The good news is that younger attorneys are technology “natives” who are familiar with current software and hardware and are not intimidated by the new approaches.  Their influence—to help firms put technology in place efficiently serves clients—can’t be felt too soon.

Probably more important in the long-term is the recent modification of the American Bar Association Rules of Professional Conduct, as well as the California State Bar Rules of Professional Responsibility which now mandates that lawyers understand and maintain competency in legal technology.

“For the first time, the Model Rules included a magical word: technology,” said Andrew Perlman, dean at Suffolk University Law School who also served as chief reporter for the ABA Commission on Ethics 20/20. He was quoted in the July edition of the ABA Journal. “It was the first time that there was any acknowledgement that a lawyer’s ethical responsibilities may, in some way, relate to technology.”

The June issue of Inside Counsel magazine reported that in a survey of 22 federal district court and magistrate judges regarding eDiscovery issues, judges observed that “too many attorneys have not gained the knowledge they need to effectively represent their clients,” and that lack of understanding about the subject causes lawyers to neglect their eDiscovery responsibilities.

Partnership structures

Large law firms, particularly, are examining how many lawyers they have and their responsibilities. Some firms have two kinds of partner – equity and non-equity. The equity partners own part of the firm and are responsible for developing new business, along with their legal duties. Non-equity partners handle legal work and develop relationships with specific clients, but do no business development. As legal work consolidated following the 2008 recession, firms are finding that the non-equity partners are earning excellent salaries but not contributing enough to revenue and profit. Law partnership restructuring was discussed at this summer’s Big Law Summit in New York.

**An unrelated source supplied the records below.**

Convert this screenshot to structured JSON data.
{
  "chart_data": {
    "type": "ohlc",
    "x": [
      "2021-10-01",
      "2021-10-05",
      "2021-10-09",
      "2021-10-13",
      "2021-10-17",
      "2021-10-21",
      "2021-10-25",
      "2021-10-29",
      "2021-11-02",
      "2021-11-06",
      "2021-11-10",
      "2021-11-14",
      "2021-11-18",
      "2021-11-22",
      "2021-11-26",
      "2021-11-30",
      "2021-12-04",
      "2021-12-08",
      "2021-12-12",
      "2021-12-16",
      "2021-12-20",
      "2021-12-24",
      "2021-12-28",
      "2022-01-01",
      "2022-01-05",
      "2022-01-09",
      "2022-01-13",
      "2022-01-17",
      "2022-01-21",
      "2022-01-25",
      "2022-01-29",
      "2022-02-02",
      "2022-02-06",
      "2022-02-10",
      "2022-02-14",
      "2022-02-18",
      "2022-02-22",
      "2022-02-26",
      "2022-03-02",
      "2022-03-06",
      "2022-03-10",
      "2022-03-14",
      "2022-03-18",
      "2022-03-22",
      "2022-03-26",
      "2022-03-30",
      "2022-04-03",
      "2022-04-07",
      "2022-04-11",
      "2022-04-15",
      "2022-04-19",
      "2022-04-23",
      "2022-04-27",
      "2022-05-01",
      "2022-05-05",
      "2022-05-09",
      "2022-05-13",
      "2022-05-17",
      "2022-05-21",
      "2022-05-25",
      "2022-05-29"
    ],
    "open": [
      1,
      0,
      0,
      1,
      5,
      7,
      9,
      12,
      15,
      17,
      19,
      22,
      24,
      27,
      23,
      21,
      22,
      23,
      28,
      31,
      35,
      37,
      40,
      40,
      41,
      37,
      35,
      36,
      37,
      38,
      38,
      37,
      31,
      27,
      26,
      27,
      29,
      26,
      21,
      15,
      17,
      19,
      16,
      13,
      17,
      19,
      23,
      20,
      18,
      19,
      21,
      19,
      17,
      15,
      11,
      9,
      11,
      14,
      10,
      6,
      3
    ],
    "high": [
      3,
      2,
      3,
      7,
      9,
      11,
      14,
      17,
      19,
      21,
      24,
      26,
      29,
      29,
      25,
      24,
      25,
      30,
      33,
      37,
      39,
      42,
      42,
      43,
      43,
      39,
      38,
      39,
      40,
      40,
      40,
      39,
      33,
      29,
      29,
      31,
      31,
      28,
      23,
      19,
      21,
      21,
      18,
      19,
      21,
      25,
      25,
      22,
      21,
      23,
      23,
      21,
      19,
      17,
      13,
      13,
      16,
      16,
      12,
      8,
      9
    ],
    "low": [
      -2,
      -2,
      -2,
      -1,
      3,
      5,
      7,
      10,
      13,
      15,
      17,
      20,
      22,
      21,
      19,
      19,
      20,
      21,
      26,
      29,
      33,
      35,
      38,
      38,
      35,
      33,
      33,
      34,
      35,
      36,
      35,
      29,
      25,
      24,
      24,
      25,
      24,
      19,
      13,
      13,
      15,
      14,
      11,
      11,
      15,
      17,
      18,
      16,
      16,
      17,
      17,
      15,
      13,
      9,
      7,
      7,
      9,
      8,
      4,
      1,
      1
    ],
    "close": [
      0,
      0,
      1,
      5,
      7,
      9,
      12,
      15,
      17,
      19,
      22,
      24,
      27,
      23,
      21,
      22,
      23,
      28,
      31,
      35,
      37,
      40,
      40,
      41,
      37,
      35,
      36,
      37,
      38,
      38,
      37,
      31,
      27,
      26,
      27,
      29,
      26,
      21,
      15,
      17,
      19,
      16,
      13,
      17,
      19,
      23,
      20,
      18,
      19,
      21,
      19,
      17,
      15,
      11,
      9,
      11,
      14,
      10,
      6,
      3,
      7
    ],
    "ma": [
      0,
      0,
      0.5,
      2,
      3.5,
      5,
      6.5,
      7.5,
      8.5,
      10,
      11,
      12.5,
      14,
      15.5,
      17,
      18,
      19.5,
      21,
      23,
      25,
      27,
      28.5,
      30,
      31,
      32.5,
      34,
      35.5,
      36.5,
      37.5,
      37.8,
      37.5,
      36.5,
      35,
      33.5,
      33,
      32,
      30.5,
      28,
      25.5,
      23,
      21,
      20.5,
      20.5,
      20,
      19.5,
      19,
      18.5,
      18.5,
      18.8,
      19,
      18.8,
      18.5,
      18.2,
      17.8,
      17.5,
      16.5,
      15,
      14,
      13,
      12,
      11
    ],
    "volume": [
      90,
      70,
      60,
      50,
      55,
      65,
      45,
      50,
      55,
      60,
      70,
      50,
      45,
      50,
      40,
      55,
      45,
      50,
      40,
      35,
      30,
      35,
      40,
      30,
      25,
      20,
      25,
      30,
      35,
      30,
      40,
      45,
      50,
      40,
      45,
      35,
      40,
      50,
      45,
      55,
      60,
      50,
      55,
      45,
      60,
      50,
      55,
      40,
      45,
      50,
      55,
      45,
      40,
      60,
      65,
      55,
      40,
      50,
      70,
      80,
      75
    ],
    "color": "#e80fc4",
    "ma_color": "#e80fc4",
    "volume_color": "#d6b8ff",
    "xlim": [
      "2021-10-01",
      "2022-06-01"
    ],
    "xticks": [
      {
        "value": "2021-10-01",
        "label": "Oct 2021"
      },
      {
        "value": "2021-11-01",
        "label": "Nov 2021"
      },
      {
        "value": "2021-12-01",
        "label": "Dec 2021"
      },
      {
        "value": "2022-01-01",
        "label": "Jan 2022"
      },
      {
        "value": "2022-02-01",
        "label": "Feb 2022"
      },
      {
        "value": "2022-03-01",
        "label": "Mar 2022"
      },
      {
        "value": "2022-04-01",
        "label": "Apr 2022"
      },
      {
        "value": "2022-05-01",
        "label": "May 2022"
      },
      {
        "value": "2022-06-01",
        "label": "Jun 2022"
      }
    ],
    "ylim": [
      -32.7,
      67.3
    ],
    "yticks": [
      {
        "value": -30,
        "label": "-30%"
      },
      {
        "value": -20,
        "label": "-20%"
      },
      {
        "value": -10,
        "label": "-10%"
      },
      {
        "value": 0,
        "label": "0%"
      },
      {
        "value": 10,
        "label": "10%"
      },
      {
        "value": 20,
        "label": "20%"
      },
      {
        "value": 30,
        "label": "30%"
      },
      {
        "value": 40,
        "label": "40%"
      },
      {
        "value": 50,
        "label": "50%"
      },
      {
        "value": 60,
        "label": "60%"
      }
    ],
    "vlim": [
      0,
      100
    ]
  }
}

The issues of technology and partnership are intertwined. As firms are forced by client expectations to invest heavily into new legal technology to lower client costs as well as protect client data from being hacked, many firms are now examining the difficult task of restructuring, to help pay for these necessary technology upgrades. Some firms are considering going back to the older model of a modified lockstep partnership requiring non-equity partners to buy into the business to help finance technological changes.

Altman Weil conducted a survey that demonstrated the interest. The survey found that the managers of many firms believe they can increase profits by restructuring and that, in a related matter, a majority of firms lack clear succession planning.

Kent Zimmermann, a law firm consultant, confirmed in an article published in Bloomberg BNA that the effect of partnership structure is being considered more often.

“Many firms that want to enhance their financial performance and their cultures are taking a hard look at their income partner pool and deciding to what extent they want to shrink that pool,” he said. “Some are deciding to tighten up what it takes to get into that pool in the first place, and to remain in that pool.”

Although changes come slowly, demands of the economy and clients are clearly causing lawyers to rethink the ways they have traditionally done business.

“I see innovative law firms taking a smart, strategic approach to growth – a balanced approach, said John Remsen Jr., president and CEO of the Managing Partner Forum, which with Thomson Reuters questioned lawyers about the future of the business.

“They’re focused on identifying new areas where they can add value to their clients, while at the same time, investing in their infrastructure with the aim of increasing productivity and efficiency, and reducing costs.”